乙:甲先生と、「風とロック芋煮会」に行きたいです。

今日の問題は

甲が乙に対し,Aをナイフで脅してAから金品を強取するように教唆したところ,乙は,その旨決意し,Aをナイフで脅したが,その最中に殺意を抱き,Aの腹部をナイフで刺してAに傷害を負わせ,Aから金品を強取したものの,Aを殺害するには至らなかった。甲には強盗罪の教唆犯が成立するにとどまる。

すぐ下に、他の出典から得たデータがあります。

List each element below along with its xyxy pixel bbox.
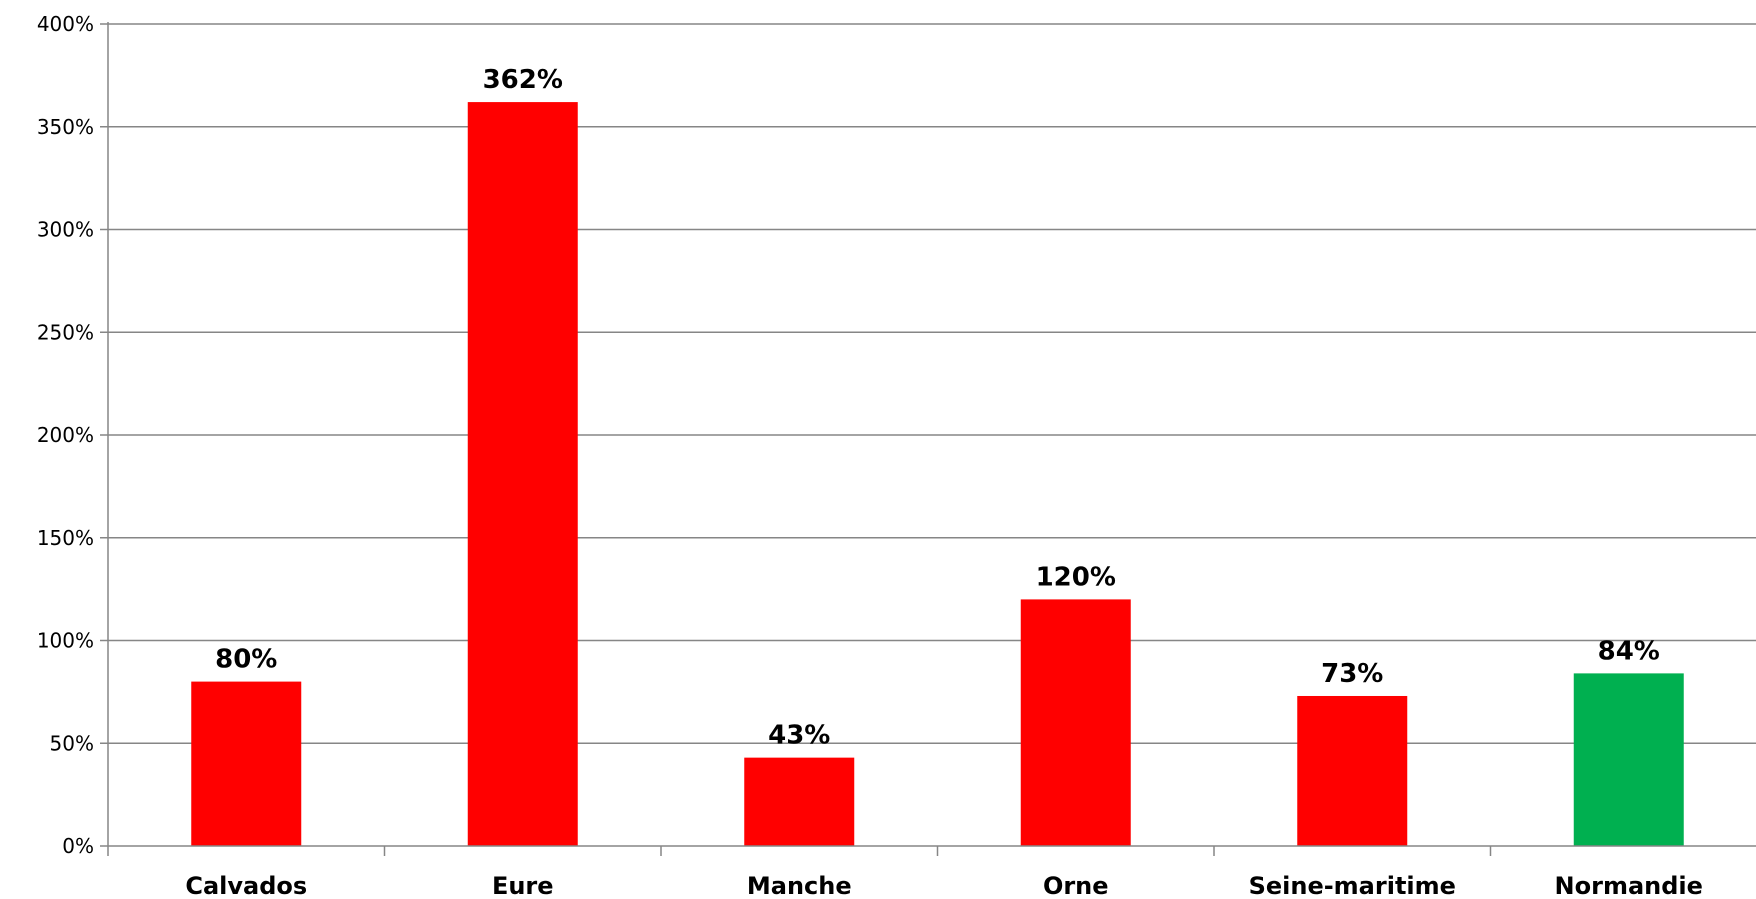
bar-eure [467,102,578,847]
category-label: Normandie [1555,872,1703,899]
category-label: Seine-maritime [1249,872,1456,899]
bar-orne [1020,599,1131,846]
y-tick-label: 250% [37,320,94,344]
bar-seine-maritime [1297,695,1408,846]
category-label: Eure [492,872,554,899]
y-tick-label: 50% [50,731,94,755]
bar-calvados [191,681,302,846]
data-labels: 80% 362% 43% 120% 73% 84% [215,65,1660,751]
category-label: Calvados [185,872,307,899]
gridlines [108,23,1756,744]
y-tick-label: 300% [37,218,94,242]
data-label: 80% [215,645,277,675]
y-tick-label: 0% [62,834,94,858]
category-label: Orne [1043,872,1109,899]
bar-normandie [1573,673,1684,846]
y-tick-label: 350% [37,115,94,139]
data-label: 120% [1036,562,1116,592]
bar-manche [744,757,855,846]
y-tick-label: 100% [37,629,94,653]
y-tick-label: 200% [37,423,94,447]
x-axis-category-labels: Calvados Eure Manche Orne Seine-maritime Norm… [185,872,1703,899]
y-tick-label: 400% [37,12,94,36]
axes [107,22,1756,856]
y-axis-ticks: 0% 50% 100% 150% 200% 250% 300% 350% 400% [37,12,108,858]
y-tick-label: 150% [37,526,94,550]
category-label: Manche [747,872,852,899]
data-label: 43% [768,721,830,751]
bars [191,102,1684,847]
data-label: 84% [1598,636,1660,666]
data-label: 73% [1321,659,1383,689]
data-label: 362% [483,65,563,95]
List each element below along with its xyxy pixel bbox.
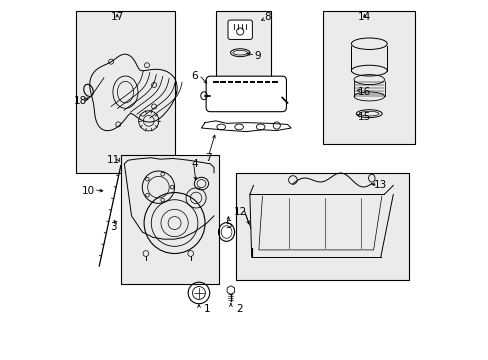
Text: 3: 3 [110,222,117,231]
Text: 9: 9 [254,51,261,61]
Text: 17: 17 [110,12,123,22]
Text: 6: 6 [191,71,197,81]
Text: 15: 15 [357,112,370,122]
Bar [235,173,408,280]
Text: 16: 16 [357,87,370,97]
Text: 5: 5 [224,220,231,230]
Text: 1: 1 [203,304,210,314]
Text: 8: 8 [264,12,270,22]
Bar [323,12,414,144]
Text: 11: 11 [107,155,120,165]
Text: 12: 12 [234,207,247,217]
Text: 14: 14 [357,12,370,22]
FancyBboxPatch shape [206,76,286,112]
FancyBboxPatch shape [227,20,252,40]
Bar [215,12,271,80]
Text: 2: 2 [235,304,242,314]
Text: 4: 4 [191,159,197,169]
Text: 10: 10 [82,186,95,196]
Bar [76,12,174,173]
Bar [121,155,219,284]
Text: 18: 18 [74,96,87,106]
Text: 13: 13 [373,180,386,190]
Text: 7: 7 [205,153,211,163]
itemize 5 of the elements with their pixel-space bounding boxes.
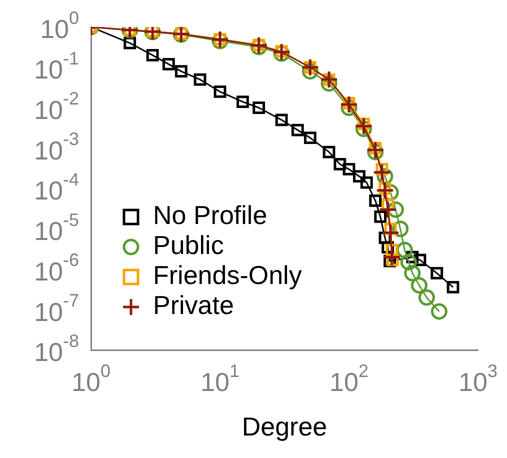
legend-label: Public [153, 230, 224, 260]
legend-label: No Profile [153, 200, 268, 230]
x-axis-title: Degree [242, 412, 328, 442]
legend-label: Private [153, 290, 234, 320]
legend-label: Friends-Only [153, 260, 302, 290]
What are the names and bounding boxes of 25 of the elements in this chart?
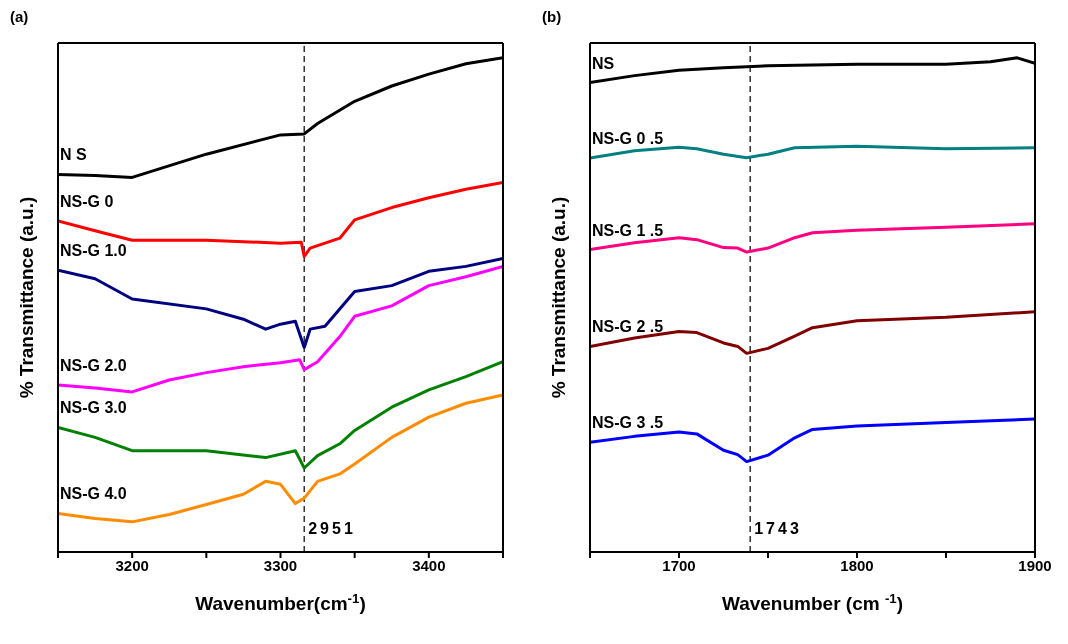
series-label: NS-G 0 .5 xyxy=(592,130,664,148)
series-label: NS-G 1.0 xyxy=(60,242,127,260)
y-axis-title: % Transmittance (a.u.) xyxy=(15,196,37,399)
x-tick-label: 1900 xyxy=(1018,556,1052,574)
series-label: NS-G 2.0 xyxy=(60,356,127,374)
x-tick-label: 3200 xyxy=(115,556,149,574)
x-tick-label: 3400 xyxy=(412,556,446,574)
series-label: N S xyxy=(60,146,87,164)
series-label: NS-G 1 .5 xyxy=(592,221,664,239)
series-label: NS-G 0 xyxy=(60,192,114,210)
series-label: NS-G 2 .5 xyxy=(592,318,664,336)
x-tick-label: 3300 xyxy=(263,556,298,574)
series-label: NS-G 4.0 xyxy=(60,485,127,503)
x-axis-title: Wavenumber (cm $^{-1}$) xyxy=(721,590,904,614)
series-label: NS-G 3.0 xyxy=(60,399,127,417)
x-tick-label: 1800 xyxy=(840,556,874,574)
x-axis-title: Wavenumber(cm$^{-1}$) xyxy=(195,590,366,614)
chart-title: (a) xyxy=(9,8,30,27)
series-label: NS-G 3 .5 xyxy=(592,414,664,432)
series-label: NS xyxy=(592,54,615,72)
chart-title: (b) xyxy=(541,8,563,27)
y-axis-title: % Transmittance (a.u.) xyxy=(547,196,569,399)
annotation: 2951 xyxy=(308,520,356,537)
x-tick-label: 1700 xyxy=(662,556,696,574)
annotation: 1743 xyxy=(754,520,802,537)
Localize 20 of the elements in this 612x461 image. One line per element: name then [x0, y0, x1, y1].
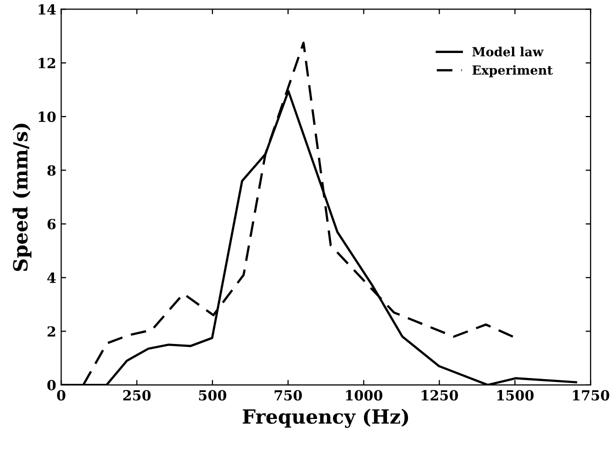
x-tick-label: 1000	[346, 390, 382, 401]
legend-label: Experiment	[472, 65, 553, 78]
x-axis-title: Frequency (Hz)	[242, 408, 408, 428]
legend-label: Model law	[472, 46, 544, 56]
x-tick-label: 1500	[497, 390, 534, 401]
x-tick-label: 1250	[422, 390, 458, 401]
x-tick-label: 0	[57, 390, 66, 401]
y-axis-title: Speed (mm/s)	[12, 124, 32, 271]
y-tick-label: 10	[38, 112, 56, 122]
y-tick-label: 2	[48, 326, 56, 337]
y-tick-label: 4	[47, 272, 56, 283]
x-tick-label: 750	[274, 390, 302, 401]
y-tick-label: 8	[47, 165, 56, 176]
x-tick-label: 1750	[572, 390, 610, 401]
y-tick-label: 14	[38, 4, 56, 14]
y-tick-label: 6	[48, 218, 56, 230]
x-tick-label: 250	[123, 390, 151, 401]
y-tick-label: 12	[38, 58, 56, 68]
x-tick-label: 500	[199, 390, 226, 401]
y-tick-label: 0	[47, 380, 56, 390]
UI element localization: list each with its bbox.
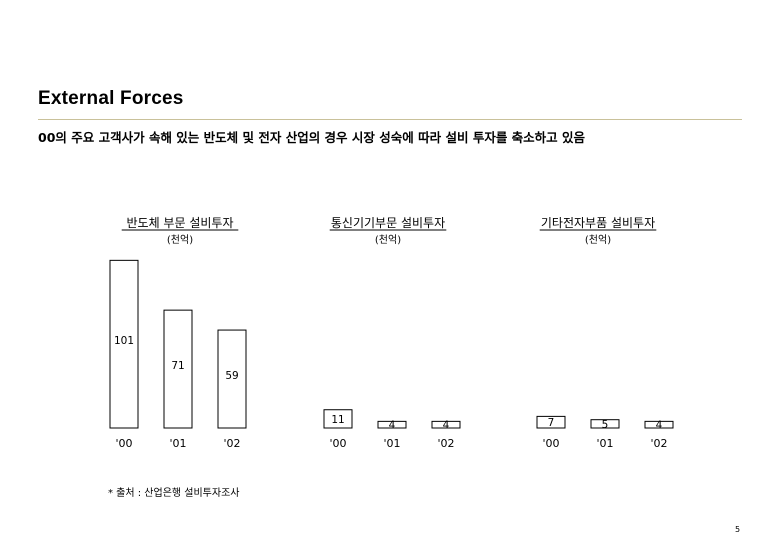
category-label: '00 [542, 437, 559, 450]
data-label: 11 [331, 414, 344, 426]
chart-unit: (천억) [375, 234, 401, 246]
bar [323, 409, 353, 429]
category-label: '01 [596, 437, 613, 450]
bar [644, 420, 674, 429]
chart-title: 기타전자부품 설비투자 [541, 216, 655, 230]
category-label: '02 [650, 437, 667, 450]
category-label: '00 [329, 437, 346, 450]
chart-unit: (천억) [585, 234, 611, 246]
chart-unit: (천억) [167, 234, 193, 246]
category-label: '01 [169, 437, 186, 450]
bar [536, 415, 566, 429]
data-label: 71 [171, 360, 184, 372]
category-label: '01 [383, 437, 400, 450]
category-label: '02 [223, 437, 240, 450]
bar [590, 419, 620, 429]
bar [109, 259, 139, 429]
data-label: 4 [656, 420, 663, 432]
page-number: 5 [735, 525, 741, 534]
title-divider [38, 119, 742, 120]
category-label: '02 [437, 437, 454, 450]
chart-title: 반도체 부문 설비투자 [127, 216, 234, 230]
bar [377, 420, 407, 429]
data-label: 101 [114, 335, 134, 347]
data-label: 59 [225, 370, 238, 382]
source-note: * 출처 : 산업은행 설비투자조사 [108, 488, 240, 499]
data-label: 4 [443, 420, 450, 432]
page-subtitle: 00의 주요 고객사가 속해 있는 반도체 및 전자 산업의 경우 시장 성숙에… [38, 130, 586, 145]
category-label: '00 [115, 437, 132, 450]
data-label: 4 [389, 420, 396, 432]
data-label: 5 [602, 419, 609, 431]
bar [163, 309, 193, 429]
bar [431, 420, 461, 429]
bar [217, 329, 247, 429]
data-label: 7 [548, 417, 555, 429]
chart-title: 통신기기부문 설비투자 [331, 216, 445, 230]
page-title: External Forces [38, 88, 184, 109]
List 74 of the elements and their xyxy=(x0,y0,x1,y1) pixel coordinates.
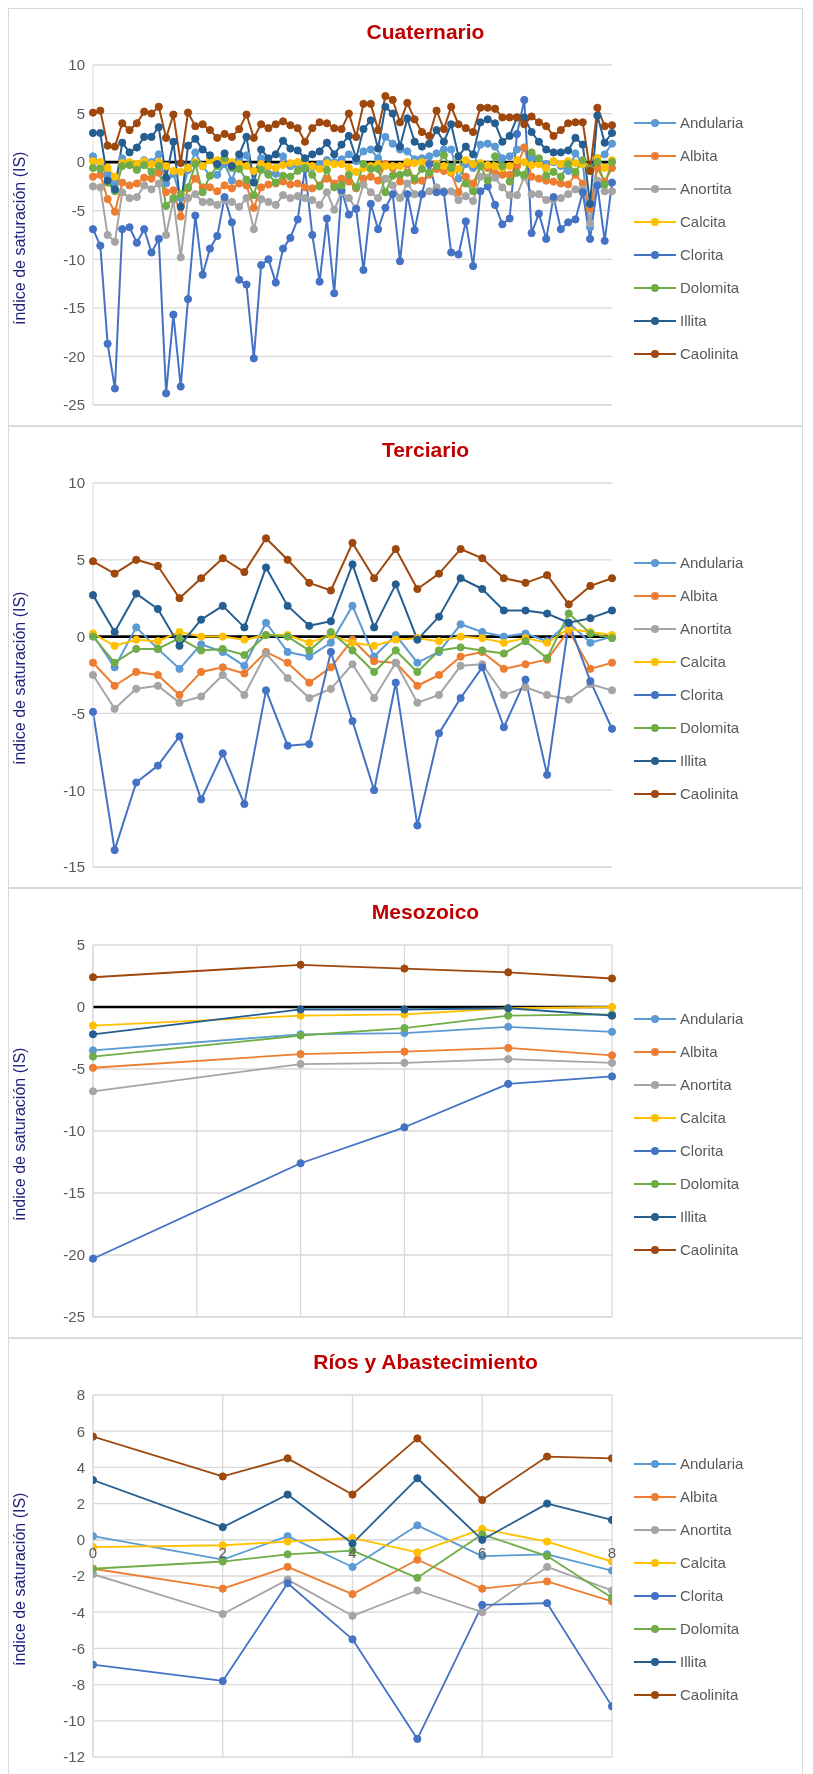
y-tick-label: 10 xyxy=(68,56,85,74)
chart-title: Mesozoico xyxy=(370,899,481,925)
y-tick-label: 0 xyxy=(76,1531,85,1549)
y-tick-label: 4 xyxy=(76,1458,85,1476)
y-tick-label: 0 xyxy=(76,998,85,1016)
legend-label: Clorita xyxy=(680,686,724,703)
y-tick-label: -5 xyxy=(71,704,85,722)
legend-label: Illita xyxy=(680,752,707,769)
legend-label: Calcita xyxy=(680,1554,726,1571)
legend-label: Calcita xyxy=(680,213,726,230)
y-tick-label: 10 xyxy=(68,474,85,492)
legend-label: Albita xyxy=(680,587,718,604)
y-axis-title: índice de saturación (IS) xyxy=(10,591,28,765)
y-tick-label: -12 xyxy=(63,1748,85,1766)
legend-label: Clorita xyxy=(680,1587,724,1604)
y-tick-label: -15 xyxy=(63,299,85,317)
legend-label: Albita xyxy=(680,147,718,164)
y-tick-label: 5 xyxy=(76,936,85,954)
y-axis-title: índice de saturación (IS) xyxy=(10,1492,28,1666)
chart-title: Ríos y Abastecimiento xyxy=(312,1349,539,1375)
legend-label: Illita xyxy=(680,1653,707,1670)
legend-label: Caolinita xyxy=(680,785,739,802)
legend-label: Caolinita xyxy=(680,1241,739,1258)
legend-label: Clorita xyxy=(680,246,724,263)
y-tick-label: -8 xyxy=(71,1675,85,1693)
legend-label: Caolinita xyxy=(680,1686,739,1703)
y-tick-label: -6 xyxy=(71,1639,85,1657)
y-tick-label: 8 xyxy=(76,1386,85,1404)
y-axis-title: índice de saturación (IS) xyxy=(10,151,28,325)
y-tick-label: -20 xyxy=(63,1246,85,1264)
y-tick-label: -10 xyxy=(63,1122,85,1140)
legend-label: Anortita xyxy=(680,180,732,197)
y-tick-label: -15 xyxy=(63,858,85,876)
legend-label: Andularia xyxy=(680,1010,744,1027)
y-tick-label: -25 xyxy=(63,396,85,414)
y-tick-label: -4 xyxy=(71,1603,85,1621)
legend-label: Caolinita xyxy=(680,345,739,362)
legend-label: Dolomita xyxy=(680,719,740,736)
legend-label: Anortita xyxy=(680,1521,732,1538)
legend-label: Calcita xyxy=(680,653,726,670)
legend-label: Albita xyxy=(680,1488,718,1505)
y-tick-label: 0 xyxy=(76,627,85,645)
y-tick-label: -5 xyxy=(71,1060,85,1078)
legend-label: Illita xyxy=(680,312,707,329)
y-tick-label: -10 xyxy=(63,781,85,799)
y-tick-label: -15 xyxy=(63,1184,85,1202)
chart-title: Terciario xyxy=(380,437,471,463)
y-tick-label: 5 xyxy=(76,551,85,569)
y-tick-label: 2 xyxy=(76,1494,85,1512)
legend-label: Anortita xyxy=(680,620,732,637)
legend-label: Andularia xyxy=(680,1455,744,1472)
y-tick-label: 6 xyxy=(76,1422,85,1440)
legend-label: Dolomita xyxy=(680,279,740,296)
y-tick-label: -20 xyxy=(63,347,85,365)
legend-label: Anortita xyxy=(680,1076,732,1093)
x-tick-label: 0 xyxy=(88,1543,98,1561)
legend-label: Albita xyxy=(680,1043,718,1060)
legend-label: Calcita xyxy=(680,1109,726,1126)
legend-label: Dolomita xyxy=(680,1175,740,1192)
legend-label: Clorita xyxy=(680,1142,724,1159)
x-tick-label: 8 xyxy=(607,1543,617,1561)
y-tick-label: -10 xyxy=(63,1712,85,1730)
legend-label: Andularia xyxy=(680,554,744,571)
y-tick-label: 0 xyxy=(76,153,85,171)
legend-label: Andularia xyxy=(680,114,744,131)
y-axis-title: índice de saturación (IS) xyxy=(10,1047,28,1221)
legend-label: Illita xyxy=(680,1208,707,1225)
y-tick-label: 5 xyxy=(76,104,85,122)
chart-title: Cuaternario xyxy=(365,19,486,45)
y-tick-label: -2 xyxy=(71,1567,85,1585)
y-tick-label: -10 xyxy=(63,250,85,268)
legend-label: Dolomita xyxy=(680,1620,740,1637)
y-tick-label: -25 xyxy=(63,1308,85,1326)
y-tick-label: -5 xyxy=(71,202,85,220)
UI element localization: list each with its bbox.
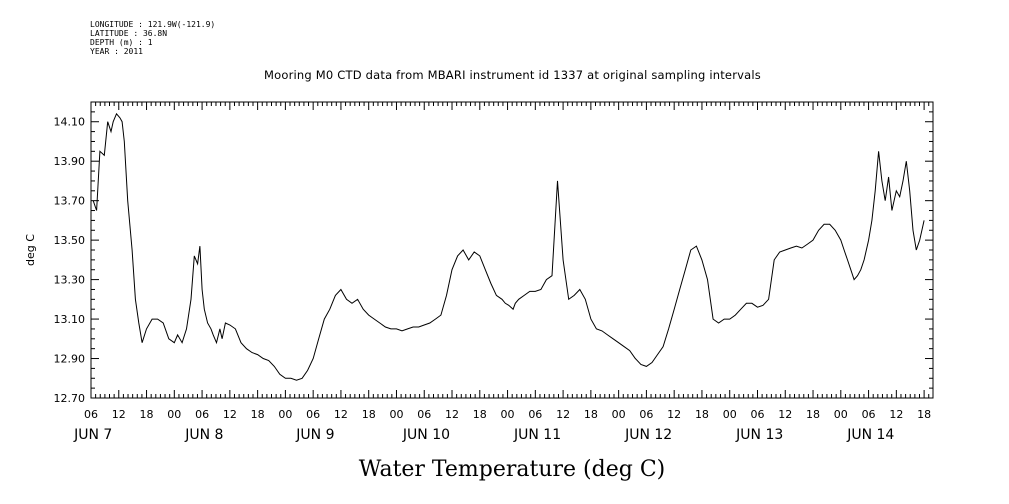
plot-border xyxy=(90,101,934,399)
y-tick-label: 13.90 xyxy=(54,155,86,168)
y-tick-label: 12.70 xyxy=(54,392,86,405)
chart-title: Mooring M0 CTD data from MBARI instrumen… xyxy=(264,68,761,82)
x-hour-label: 06 xyxy=(862,408,876,421)
x-day-label: JUN 9 xyxy=(295,427,334,443)
x-hour-label: 18 xyxy=(140,408,154,421)
y-tick-label: 13.70 xyxy=(54,195,86,208)
x-day-label: JUN 12 xyxy=(624,427,672,443)
metadata-block: LONGITUDE : 121.9W(-121.9) LATITUDE : 36… xyxy=(90,20,215,56)
x-hour-label: 12 xyxy=(667,408,681,421)
x-hour-label: 18 xyxy=(917,408,931,421)
x-hour-label: 06 xyxy=(306,408,320,421)
data-series xyxy=(92,112,925,381)
x-hour-label: 06 xyxy=(528,408,542,421)
x-hour-label: 06 xyxy=(195,408,209,421)
x-hour-label: 00 xyxy=(612,408,626,421)
plot-frame xyxy=(90,101,934,399)
x-hour-label: 00 xyxy=(278,408,292,421)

甲:http://www4.nhk.or.jp/fukushimazutto/64/

乙:刑法38条2項は

「重い罪に当たるべき行為をしたのに、行為の時にその重い罪に当たることとなる事実を知らなかった者は、その重い罪によって処断することはできない。」

同法236条1項は

「暴行又は脅迫を用いて他人の財物を強取した者は、強盗の罪とし、五年以上の有期懲役に処する。」

同法240条は

「強盗が、人を負傷させたときは無期又は六年以上の懲役に処し、死亡させたときは死刑又は無期懲役に処する。」

同法243条は

「第二百三十五条から第二百三十六条まで、第二百三十八条から第二百四十条まで及び第二百四十一条第三項の罪の未遂は、罰する。」

と、規定しています。


最決昭和61年6月9日は

「まず、本件において、被告人は、覚せい剤であるフエニルメチルアミノプロパン塩酸塩を含有する粉末を麻薬であるコカインと誤認して所持したというのであるから、麻薬取締法六六条一項、二八条一項の麻薬所持罪を犯す意思で、覚せい剤取締法四一条の二第一項一号、一四条一項の覚せい剤所持罪に当たる事実を実現したことになるが、両罪は、その目的物が麻薬か覚せい剤かの差異があり、後者につき前者に比し重い刑が定められているだけで、その余の犯罪構成要件要素は同一であるところ、麻薬と覚せい剤との類似性にかんがみると、この場合、両罪の構成要件は、軽い前者の罪の限度において、実質的に重なり合つているものと解するのが相当である。被告人には、所持にかかる薬物が覚せい剤であるという重い罪となるべき事実の認識がないから、覚せい剤所持罪の故意を欠くものとして同罪の成立は認められないが、両罪の構成要件が実質的に重なり合う限度で軽い麻薬所持罪の故意が成立し同罪が成立するものと解すべきである(最高裁昭和五二年(あ)第八三六号同五四年三月二七日第一小法廷決定・刑集三三巻二号一四〇頁参照)。」

大判大正13年4月29日は

「凡ソ人ノ身體ヲ不法ニ侵害スル認識ヲ以テ爲シタル意思活動ニ因リ人ヲ死ニ致シタルトキハ傷害致死罪ヲ構成スルモノトス故ニ傷害致死罪ニ在テハ他人ニ對シ唯暴行ヲ加フルノ意思アルヲ以テ足レリトシ人ヲ死ニ致スノ故意ナキコトヲ要スルヤ論ナシ若シ夫レ人ヲ死ニ致スノ故意アルニ於テハ殺人罪ヲ構成スルニ至ルヘケレハナリ是ヲ以テ苟モ人ヲ敎唆シテ他人ニ暴行ヲ加へシメタル以上ハ其ノ暴行ノ結果他人ノ身體ヲ傷害シ因テ死ニ致シタルニ於テハ敎唆者ハ傷害致死ノ罪責ニ任セサルへカラサルヤ事理ノ當然ト謂フヘシ原判旨ニ依レハ被告彌三吉ハ被告末吉等ト相謀リ判示池田某其ノ他ノ者ニ對シ富永某及堀部某ニ暴行ヲ加フヘキコトヲ敎唆シ被敎唆者タル池田某其ノ他ノ者ニ於テ富永某ニ對シ判示暴行ヲ加ヘ同人ノ身體ニ判示創傷ヲ負ハシメタル結果人同ヲシテ死亡スルニ至ラシメタルモノニシテ其ノ教唆者タル被告彌三吉ハ右富永某ニ對スル傷害致死ノ罪責ヲ免ルルコトヲ得サルモノトス」

と、判示しています。


したがって、上記記述は、誤りです。